My letters! all dead paper, mute and white!
And yet they seem alive and quivering
Against my tremulous hands which loose the string
And let them drop down on my knee to-night.
This said,—he wished to have me in his sight
Once, as a friend: this fixed a day in spring
To come and touch my hand . . . a simple thing,
Yet I wept for it!—this, . . . the paper's light . . .
Said, Dear, I love thee; and I sank and quailed
As if God's future thundered on my past.
This said, I am thine—and so its ink has paled
With Iying at my heart that beat too fast.
And this . . . O Love, thy words have ill availed
If, what this said, I dared repeat at last!
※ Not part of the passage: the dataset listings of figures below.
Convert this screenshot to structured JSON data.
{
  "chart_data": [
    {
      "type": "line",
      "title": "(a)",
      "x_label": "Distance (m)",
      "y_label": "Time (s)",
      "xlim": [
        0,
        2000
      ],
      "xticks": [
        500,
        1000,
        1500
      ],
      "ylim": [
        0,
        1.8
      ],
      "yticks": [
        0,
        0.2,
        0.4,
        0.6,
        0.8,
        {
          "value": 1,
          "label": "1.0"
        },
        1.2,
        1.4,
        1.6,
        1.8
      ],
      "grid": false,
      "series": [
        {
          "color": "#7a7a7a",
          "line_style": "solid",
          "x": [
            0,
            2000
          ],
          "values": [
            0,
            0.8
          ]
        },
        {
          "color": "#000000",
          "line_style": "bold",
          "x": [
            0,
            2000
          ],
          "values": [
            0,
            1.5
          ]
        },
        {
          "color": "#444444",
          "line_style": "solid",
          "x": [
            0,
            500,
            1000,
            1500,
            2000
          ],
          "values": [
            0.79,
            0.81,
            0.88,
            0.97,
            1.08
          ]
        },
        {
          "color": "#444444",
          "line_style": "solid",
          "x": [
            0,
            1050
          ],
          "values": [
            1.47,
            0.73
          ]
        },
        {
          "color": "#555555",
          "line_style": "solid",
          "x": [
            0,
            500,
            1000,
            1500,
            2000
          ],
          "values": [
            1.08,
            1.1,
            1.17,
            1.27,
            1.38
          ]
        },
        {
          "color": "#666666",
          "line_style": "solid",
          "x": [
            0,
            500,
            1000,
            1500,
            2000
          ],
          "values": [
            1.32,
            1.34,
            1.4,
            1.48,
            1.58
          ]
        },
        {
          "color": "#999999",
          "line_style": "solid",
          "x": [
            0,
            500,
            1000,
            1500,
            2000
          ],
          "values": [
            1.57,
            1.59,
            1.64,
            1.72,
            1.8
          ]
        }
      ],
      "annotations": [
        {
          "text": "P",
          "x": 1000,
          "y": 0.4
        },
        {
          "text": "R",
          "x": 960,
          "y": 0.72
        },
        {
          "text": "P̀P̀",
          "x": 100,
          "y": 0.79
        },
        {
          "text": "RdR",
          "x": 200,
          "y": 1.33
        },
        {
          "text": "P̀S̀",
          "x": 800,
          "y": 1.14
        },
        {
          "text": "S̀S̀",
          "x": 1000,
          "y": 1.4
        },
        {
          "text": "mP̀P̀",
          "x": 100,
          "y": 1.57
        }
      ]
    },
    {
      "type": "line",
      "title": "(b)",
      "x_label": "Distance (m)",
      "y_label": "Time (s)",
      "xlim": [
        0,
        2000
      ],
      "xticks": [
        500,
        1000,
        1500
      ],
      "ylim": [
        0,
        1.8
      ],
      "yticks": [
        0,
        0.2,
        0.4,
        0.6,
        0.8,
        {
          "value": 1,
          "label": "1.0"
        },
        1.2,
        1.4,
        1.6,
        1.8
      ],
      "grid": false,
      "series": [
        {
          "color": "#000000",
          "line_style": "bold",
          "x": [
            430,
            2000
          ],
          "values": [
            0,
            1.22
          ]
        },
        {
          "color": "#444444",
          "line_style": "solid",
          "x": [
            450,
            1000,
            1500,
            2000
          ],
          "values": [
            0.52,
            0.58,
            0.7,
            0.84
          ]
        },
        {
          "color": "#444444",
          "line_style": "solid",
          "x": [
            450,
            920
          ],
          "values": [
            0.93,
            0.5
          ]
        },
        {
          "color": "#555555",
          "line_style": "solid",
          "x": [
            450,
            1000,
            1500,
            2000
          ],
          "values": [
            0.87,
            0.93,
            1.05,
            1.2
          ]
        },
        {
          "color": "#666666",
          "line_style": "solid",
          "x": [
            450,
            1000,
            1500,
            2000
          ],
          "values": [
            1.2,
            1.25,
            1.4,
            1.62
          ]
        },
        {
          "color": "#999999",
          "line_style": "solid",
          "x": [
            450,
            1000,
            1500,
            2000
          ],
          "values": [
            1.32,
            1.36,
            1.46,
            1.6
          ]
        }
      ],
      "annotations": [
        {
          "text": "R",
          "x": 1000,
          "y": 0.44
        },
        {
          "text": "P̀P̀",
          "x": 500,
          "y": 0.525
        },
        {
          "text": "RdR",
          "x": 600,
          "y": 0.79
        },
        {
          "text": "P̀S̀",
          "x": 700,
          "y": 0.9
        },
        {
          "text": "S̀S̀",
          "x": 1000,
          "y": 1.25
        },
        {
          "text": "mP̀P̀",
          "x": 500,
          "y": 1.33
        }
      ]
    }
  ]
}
When we met first and loved, I did not build
Upon the event with marble. Could it mean
To last, a love set pendulous between
Sorrow and sorrow? Nay, I rather thrilled,
Distrusting every light that seemed to gild
The onward path, and feared to overlean
A finger even. And, though I have grown serene
And strong since then, I think that God has willed
A still renewable fear . . . O love, O troth . . .
Lest these enclasped hands should never hold,
This mutual kiss drop down between us both
As an unowned thing, once the lips being cold.
And Love, be false! if he, to keep one oath,
Must lose one joy, by his life's star foretold.
I see thine image through my tears to-night,
And yet to-day I saw thee smiling. How
Refer the cause?—Beloved, is it thou
Or I, who makes me sad? The acolyte
Amid the chanted joy and thankful rite
May so fall flat, with pale insensate brow,
On the altar-stair. I hear thy voice and vow,
Perplexed, uncertain, since thou art out of sight,
As he, in his swooning ears, the choir's Amen.
Beloved, dost thou love? or did I see all
The glory as I dreamed, and fainted when
Too vehement light dilated my ideal,
For my soul's eyes? Will that light come again,
As now these tears come—falling hot and real?